OPINION

Going too far

The incidents that took place in a number of cities on Saturday night after the defeat of the Greek soccer team by its Albanian counterpart, were both pathetic and inexcusable. The numerous assaults on Albanians who dared celebrate their national team’s victory and the horrible murder of a hapless Albanian man on Zakynthos by a young Greek-American – only because he was celebrating – are a stain on civilization in this country. Hardly had the ink dried on the praise showered by articles in the foreign press on the hospitality shown to thousands of athletes, escorts and journalists who came to Greece for the Olympic Games, when a few thousand hotheads went on to make a demonstration of the country’s endemic demons. These are the people who do not consider the sporting spirit to be a festive occasion uniting people and nations in comradeship, but a means to fan racist hatreds, hostility and divisions – even to eliminate the other. The worst thing is that this bigoted attitude is fomented not only by the extremist, marginal elements of a lower social class but by responsible politicians who have been elected by the people and express the will of the majority of citizens.
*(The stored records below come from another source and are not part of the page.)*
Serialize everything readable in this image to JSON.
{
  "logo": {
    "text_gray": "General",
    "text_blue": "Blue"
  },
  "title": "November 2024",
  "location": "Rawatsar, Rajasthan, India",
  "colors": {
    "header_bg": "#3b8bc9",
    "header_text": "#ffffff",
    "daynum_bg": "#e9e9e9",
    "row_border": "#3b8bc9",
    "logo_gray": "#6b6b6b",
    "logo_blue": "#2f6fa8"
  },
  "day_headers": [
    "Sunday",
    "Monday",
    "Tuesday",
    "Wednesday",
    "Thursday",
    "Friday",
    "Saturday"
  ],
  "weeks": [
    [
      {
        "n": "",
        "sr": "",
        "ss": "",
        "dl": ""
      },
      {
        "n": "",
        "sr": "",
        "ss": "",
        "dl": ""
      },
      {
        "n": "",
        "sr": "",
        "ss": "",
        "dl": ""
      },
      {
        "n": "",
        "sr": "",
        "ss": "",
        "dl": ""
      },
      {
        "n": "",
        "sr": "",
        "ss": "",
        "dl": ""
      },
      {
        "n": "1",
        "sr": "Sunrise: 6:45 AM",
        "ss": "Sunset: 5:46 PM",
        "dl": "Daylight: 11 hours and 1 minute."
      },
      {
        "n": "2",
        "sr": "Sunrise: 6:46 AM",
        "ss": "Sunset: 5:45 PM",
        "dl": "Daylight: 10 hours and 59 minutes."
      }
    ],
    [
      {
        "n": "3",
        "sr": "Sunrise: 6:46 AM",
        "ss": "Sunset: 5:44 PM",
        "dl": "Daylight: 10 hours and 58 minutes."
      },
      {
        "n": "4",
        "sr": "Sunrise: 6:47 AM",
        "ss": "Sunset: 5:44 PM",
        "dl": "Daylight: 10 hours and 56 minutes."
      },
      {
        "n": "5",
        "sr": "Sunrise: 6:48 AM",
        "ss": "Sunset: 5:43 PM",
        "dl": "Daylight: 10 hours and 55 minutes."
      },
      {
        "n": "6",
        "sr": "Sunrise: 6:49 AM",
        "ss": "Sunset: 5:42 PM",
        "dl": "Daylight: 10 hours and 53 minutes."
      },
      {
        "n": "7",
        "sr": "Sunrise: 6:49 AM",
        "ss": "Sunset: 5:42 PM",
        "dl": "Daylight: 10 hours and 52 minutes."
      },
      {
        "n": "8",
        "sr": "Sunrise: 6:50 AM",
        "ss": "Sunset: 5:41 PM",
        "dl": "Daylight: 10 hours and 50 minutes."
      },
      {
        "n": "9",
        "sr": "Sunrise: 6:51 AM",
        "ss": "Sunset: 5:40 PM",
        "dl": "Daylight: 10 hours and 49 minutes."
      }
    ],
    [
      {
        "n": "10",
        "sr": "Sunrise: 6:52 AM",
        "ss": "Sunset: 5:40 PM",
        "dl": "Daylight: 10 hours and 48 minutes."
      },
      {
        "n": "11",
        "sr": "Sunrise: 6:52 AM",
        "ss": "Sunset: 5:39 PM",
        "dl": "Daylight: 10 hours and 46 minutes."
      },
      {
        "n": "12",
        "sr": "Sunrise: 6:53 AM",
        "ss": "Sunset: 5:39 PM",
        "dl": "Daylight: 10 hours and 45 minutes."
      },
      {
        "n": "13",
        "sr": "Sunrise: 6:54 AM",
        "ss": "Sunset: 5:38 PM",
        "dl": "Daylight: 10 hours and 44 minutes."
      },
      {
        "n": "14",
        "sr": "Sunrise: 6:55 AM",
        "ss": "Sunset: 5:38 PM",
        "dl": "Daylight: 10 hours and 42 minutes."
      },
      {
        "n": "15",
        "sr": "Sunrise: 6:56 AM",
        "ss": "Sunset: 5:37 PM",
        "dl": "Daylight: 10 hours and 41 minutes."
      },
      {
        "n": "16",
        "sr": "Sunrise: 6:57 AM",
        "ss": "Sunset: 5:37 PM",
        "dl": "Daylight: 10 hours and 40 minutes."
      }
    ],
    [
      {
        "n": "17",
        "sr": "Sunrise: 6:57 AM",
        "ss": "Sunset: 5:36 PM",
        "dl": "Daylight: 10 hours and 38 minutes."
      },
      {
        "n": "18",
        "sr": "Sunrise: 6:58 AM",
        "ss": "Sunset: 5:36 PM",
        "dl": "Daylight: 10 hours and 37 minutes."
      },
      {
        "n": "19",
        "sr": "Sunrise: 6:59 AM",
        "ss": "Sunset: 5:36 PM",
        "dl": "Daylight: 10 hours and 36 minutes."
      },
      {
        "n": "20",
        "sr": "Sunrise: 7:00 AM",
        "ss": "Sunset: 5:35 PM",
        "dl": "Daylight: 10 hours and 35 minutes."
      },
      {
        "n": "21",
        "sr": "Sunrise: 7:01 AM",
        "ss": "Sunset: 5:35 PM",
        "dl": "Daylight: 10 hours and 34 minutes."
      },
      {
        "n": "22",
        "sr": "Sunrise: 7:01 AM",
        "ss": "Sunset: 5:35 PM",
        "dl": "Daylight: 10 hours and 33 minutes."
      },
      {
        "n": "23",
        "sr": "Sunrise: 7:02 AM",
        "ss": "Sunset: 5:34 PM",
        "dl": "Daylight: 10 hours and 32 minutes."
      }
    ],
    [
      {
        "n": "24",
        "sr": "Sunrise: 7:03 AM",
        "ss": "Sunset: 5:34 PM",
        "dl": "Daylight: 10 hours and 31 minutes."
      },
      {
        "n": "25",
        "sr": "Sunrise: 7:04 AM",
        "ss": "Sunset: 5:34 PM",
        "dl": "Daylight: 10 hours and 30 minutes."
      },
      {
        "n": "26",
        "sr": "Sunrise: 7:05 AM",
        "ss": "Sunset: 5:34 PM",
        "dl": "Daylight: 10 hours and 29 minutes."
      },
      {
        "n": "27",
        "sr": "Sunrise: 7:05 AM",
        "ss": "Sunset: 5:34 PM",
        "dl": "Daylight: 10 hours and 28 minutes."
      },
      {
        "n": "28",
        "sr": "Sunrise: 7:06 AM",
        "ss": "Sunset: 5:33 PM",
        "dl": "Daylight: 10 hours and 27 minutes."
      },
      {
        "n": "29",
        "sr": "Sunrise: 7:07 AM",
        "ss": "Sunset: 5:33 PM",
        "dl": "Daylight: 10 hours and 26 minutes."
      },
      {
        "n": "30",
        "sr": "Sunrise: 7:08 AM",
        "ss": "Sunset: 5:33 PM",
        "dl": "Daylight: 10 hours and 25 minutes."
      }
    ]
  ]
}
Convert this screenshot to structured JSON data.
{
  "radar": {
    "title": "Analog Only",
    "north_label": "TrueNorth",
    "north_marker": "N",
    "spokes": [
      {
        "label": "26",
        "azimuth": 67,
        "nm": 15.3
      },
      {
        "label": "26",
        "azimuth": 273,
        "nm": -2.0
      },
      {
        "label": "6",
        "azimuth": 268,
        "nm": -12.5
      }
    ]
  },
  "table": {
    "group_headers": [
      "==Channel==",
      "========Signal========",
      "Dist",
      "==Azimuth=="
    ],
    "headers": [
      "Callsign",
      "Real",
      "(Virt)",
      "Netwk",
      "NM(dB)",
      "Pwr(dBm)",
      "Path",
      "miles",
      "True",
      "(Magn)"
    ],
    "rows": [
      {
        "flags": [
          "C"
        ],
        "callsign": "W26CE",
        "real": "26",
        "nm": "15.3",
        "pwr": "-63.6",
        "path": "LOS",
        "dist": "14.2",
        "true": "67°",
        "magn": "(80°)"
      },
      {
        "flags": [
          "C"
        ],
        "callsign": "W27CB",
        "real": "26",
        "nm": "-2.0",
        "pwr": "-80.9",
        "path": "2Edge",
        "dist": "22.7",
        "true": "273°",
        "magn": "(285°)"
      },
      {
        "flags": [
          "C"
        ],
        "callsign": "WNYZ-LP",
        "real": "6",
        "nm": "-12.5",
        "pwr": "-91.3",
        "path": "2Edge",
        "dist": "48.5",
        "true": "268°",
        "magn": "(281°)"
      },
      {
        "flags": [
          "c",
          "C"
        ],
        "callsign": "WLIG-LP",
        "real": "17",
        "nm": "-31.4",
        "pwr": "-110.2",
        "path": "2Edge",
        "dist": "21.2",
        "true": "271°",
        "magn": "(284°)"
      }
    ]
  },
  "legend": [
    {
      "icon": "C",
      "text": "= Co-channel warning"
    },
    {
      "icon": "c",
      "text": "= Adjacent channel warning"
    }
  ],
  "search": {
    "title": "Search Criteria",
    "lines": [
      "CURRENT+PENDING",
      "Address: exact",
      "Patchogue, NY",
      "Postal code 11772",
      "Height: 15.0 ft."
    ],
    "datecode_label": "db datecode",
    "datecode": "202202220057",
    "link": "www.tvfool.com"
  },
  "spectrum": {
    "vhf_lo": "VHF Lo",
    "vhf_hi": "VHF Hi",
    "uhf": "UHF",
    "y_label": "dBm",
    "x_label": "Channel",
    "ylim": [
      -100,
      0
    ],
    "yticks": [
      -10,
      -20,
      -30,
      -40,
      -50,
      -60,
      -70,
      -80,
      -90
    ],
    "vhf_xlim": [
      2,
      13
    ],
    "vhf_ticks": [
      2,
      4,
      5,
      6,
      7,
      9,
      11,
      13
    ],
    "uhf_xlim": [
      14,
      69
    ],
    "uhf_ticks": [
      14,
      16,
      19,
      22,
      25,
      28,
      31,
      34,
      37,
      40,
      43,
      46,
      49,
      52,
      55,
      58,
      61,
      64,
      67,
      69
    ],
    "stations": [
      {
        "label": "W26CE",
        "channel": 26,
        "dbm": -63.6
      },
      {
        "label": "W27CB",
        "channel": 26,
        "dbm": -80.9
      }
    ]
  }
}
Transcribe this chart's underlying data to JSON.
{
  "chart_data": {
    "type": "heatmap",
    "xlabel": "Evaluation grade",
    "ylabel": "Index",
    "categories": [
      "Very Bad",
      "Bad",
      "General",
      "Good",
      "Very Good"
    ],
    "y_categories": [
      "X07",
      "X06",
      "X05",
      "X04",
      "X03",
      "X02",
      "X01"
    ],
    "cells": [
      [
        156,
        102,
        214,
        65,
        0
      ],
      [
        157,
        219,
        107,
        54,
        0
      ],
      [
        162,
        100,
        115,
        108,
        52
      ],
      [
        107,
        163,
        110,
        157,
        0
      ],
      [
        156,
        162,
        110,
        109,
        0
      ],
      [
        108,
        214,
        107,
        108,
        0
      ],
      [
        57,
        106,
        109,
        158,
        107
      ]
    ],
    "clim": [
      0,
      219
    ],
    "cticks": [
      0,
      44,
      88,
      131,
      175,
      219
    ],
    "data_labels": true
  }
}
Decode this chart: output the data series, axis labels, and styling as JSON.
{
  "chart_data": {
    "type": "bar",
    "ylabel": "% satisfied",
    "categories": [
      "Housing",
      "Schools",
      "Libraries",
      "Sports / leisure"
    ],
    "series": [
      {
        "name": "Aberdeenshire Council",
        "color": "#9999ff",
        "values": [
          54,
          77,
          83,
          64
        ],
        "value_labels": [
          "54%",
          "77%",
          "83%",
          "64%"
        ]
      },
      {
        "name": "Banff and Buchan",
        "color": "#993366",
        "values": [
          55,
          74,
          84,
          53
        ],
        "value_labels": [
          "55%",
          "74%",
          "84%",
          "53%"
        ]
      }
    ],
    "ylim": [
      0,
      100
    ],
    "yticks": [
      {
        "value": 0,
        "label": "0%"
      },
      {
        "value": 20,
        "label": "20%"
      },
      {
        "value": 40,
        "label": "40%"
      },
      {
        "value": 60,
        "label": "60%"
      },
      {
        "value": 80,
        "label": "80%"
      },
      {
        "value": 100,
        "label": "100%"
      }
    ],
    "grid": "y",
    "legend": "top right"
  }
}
Attempts by Greek and Albanian politicians to exploit, with racist statements made for their benefit, the climate of hooliganism played a decisive role in the appalling turn taken by events. Greek political parties, which in their entirety unreservedly condemned these disgusting incidents, have a duty to remove these ideological purveyors of hatred from the realm of sports. Greek television channels, which, for the sake of sensationalism and viewing figures, played a major role in inflaming passions and fomenting trouble with overexposure of the nationalist fever in Tirana before the match, should reconsider their incendiary stance. Tomorrow, by sheer mischance, the national team is playing Turkey. Are those who took part in Saturday’s clashes aware of what might happen if this kind of climate is prolonged? Soccer games last one-and-a-half hours; healing the wounds that can be opened in relations between two countries might take years. We lived through a wonderful summer of sporting uplift that raised Greece’s prestige to the heights of Olympus. We should not, by ourselves, then hurl it down to Tartarus, once more succumbing to our self-destructive bent for going too far.